Trump, "The New York Times," Patrick Henry, and Some Bad, Bad History
When I find myself thinking "we're toast," this is the kind of thing I mean.
Invoking the U.S. founders is almost always lame, but the wrongheadedness of this instance by Peter Baker, at the top of the front page of today’s New York Times, really takes the cake. The newsflashy subhead is merely banal—“Founders Saw Peril of Unchecked Power” (hm, yes, so true )—but the lead reflects total ignorance of the most basic elements of the founders’ thinking.
And did I mention it’s at the top of the front page?
Quoting Patrick Henry out of context regarding the dangerous potential for U.S. presidents to become tyrants, Baker gives Henry the epithet “revolutionary hero,” no doubt thinking of the famous “Give Me Liberty or Give Me Death” speech of 1775, and makes him a representative of “the founders” in general. But the quote here is from a speech in 1788—well-documented, unlike the earlier one—in which Henry passionately urged Virginians not to ratify the U.S. Constitution.

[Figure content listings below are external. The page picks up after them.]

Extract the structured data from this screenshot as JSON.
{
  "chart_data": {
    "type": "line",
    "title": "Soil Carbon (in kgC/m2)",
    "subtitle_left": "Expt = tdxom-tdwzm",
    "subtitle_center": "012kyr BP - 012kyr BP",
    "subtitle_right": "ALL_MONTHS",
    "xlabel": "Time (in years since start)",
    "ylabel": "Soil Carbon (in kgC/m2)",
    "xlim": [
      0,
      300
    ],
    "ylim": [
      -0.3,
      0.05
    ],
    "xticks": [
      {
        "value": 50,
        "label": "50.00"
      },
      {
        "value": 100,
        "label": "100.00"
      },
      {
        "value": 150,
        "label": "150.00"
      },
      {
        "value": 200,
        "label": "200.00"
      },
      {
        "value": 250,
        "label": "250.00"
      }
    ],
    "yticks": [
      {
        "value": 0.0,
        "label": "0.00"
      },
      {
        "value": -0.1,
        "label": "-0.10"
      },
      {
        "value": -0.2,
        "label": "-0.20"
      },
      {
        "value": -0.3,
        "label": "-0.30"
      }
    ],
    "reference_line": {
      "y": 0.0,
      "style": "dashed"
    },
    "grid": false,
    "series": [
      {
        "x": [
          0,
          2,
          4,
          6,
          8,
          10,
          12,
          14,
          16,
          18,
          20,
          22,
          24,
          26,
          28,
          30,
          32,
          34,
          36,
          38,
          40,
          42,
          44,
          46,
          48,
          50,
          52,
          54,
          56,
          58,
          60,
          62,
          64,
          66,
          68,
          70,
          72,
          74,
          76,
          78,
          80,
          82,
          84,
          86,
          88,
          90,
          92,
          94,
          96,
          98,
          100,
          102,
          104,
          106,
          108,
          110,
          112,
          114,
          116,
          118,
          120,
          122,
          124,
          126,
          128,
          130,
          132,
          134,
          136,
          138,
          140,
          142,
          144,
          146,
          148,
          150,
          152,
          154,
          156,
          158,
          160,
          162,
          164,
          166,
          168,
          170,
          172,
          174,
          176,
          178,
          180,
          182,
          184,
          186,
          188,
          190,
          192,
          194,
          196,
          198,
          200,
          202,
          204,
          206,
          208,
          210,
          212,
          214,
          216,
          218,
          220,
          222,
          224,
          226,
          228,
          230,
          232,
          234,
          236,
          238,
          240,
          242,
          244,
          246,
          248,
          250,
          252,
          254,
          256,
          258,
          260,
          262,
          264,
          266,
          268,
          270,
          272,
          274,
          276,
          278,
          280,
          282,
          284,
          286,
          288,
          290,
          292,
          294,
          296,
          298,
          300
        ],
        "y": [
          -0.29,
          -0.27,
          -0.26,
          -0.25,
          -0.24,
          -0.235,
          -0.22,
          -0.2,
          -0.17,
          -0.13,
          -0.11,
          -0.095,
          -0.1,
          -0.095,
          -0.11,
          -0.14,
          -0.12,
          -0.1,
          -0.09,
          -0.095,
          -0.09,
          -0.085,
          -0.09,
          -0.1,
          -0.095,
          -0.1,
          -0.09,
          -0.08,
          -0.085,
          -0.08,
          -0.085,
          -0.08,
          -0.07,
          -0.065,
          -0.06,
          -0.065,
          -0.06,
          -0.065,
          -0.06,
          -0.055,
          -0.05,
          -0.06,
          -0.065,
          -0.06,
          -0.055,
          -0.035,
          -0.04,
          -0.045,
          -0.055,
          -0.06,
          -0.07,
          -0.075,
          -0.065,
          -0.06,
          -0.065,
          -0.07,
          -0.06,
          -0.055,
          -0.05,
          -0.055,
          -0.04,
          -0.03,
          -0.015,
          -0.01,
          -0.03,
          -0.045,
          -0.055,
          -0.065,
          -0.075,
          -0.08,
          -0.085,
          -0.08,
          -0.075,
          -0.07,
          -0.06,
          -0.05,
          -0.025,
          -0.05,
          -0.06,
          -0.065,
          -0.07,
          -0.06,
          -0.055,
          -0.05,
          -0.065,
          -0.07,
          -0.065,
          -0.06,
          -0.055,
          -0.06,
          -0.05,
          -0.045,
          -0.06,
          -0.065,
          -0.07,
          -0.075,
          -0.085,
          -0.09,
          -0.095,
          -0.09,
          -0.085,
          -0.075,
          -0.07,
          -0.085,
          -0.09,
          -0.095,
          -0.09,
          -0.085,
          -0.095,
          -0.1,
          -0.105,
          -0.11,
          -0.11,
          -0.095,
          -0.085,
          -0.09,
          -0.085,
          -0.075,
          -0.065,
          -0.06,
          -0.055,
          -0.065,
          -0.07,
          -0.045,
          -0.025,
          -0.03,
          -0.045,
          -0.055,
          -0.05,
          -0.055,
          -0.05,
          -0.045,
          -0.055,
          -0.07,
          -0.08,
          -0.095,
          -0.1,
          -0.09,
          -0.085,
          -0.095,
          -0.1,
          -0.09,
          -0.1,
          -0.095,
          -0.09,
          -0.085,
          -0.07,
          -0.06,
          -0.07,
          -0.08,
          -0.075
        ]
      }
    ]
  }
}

He saw it as a thoroughly tyrannical document. The potential of the president to become a monarch was only one example. Henry didn’t like the House, the Senate, the judiciary, or the whole idea of forming a strong national government in the first place: he’d boycotted the Constitutional Convention. If the Constitution were to become law, he was now arguing, liberty in America would become a thing of the past.
In the quoted speech, Patrick Henry was going up against the founders—not reflecting their thinking.
Anyone with a search engine can find out in two seconds that Patrick Henry was the leading Antifederalist. In the case of this Times article, it’s clear that the search was only for a relevant quote on the presidency from a “founder,” but having found such a quote, couldn’t you take just a moment to skim the source and check its purport? To find out that the tyranny Henry’s talking about also applies to the legislature? that he thinks national majority rule is the kiss of death?
I mean, at The New York Times?
Maybe explore just a tad further and see that in his next speech on the subject, Henry did his best to scare Virginians by warning them that among the horrors of the Constitution was a power of the federal government to “liberate every one of your slaves, if they please”?